Title: Traveling wavefronts for a discrete diffusive Lotka-Volterra competition system with nonlocal nonlinearities

Authors: Zhi-Jiao Yang (Northwest Normal Univ., Lanzhou, Gansu, China)
         Guo-Bao Zhang (Northwest Normal Univ., Lanzhou, Gansu, China)
         Juan He       (Northwest Normal Univ., Lanzhou, Gansu, China)
  
Abstract:
This article concerns the traveling wavefronts of a discrete diffusive 
Lotka-Volterra competition system with nonlocal nonlinearities. 
We first prove that there exists a $c_*>0$ such that when the wave speed 
is large than or equals to $c_*$, the system admits an increasing 
traveling wavefront connecting two boundary equilibria by the upper-lower 
solutions method. Furthermore, we prove that 
(i)  all traveling wavefronts with speed $c>c^{*}(>c_*)$ are globally 
stable with exponential convergence rate 
$t^{-1/2}e^{-\varepsilon_{\tau}\sigma t}$,
where $\sigma>0$ and $\varepsilon_{\tau}=\varepsilon(\tau)\in (0,1)$ 
is a decreasing function for the time delay $\tau>0$; 
(ii) the traveling wavefronts with speed $c=c^{*}$ are globally 
algebraically stable in the algebraic form $t^{-1/2}$.

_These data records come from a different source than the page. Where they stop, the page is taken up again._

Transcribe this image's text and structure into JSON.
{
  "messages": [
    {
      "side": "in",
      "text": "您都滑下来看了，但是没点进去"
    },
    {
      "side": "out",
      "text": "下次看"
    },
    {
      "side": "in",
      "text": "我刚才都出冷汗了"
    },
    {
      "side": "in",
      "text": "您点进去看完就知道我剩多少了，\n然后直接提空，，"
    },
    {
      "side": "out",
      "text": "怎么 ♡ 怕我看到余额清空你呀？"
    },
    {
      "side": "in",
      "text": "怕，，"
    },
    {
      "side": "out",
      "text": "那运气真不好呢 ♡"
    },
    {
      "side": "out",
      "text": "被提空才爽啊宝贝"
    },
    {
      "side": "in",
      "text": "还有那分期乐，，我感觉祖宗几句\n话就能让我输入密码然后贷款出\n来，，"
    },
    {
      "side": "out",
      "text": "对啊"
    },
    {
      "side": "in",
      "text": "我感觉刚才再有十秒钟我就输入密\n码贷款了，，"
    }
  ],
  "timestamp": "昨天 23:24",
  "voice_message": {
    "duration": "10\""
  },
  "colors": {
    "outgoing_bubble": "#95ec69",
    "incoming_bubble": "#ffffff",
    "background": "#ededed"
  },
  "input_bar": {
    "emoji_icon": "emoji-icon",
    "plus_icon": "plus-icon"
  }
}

The approaches are the weighted energy method, the comparison 
principle and Fourier transform.


Submitted July 23, 2024. Published January 04, 2025.
Math Subject Classifications: 35K55, 35C07, 92D25.
Key Words: Epidemic system; nonlocal dispersal; bistable traveling waves; stability; time delay.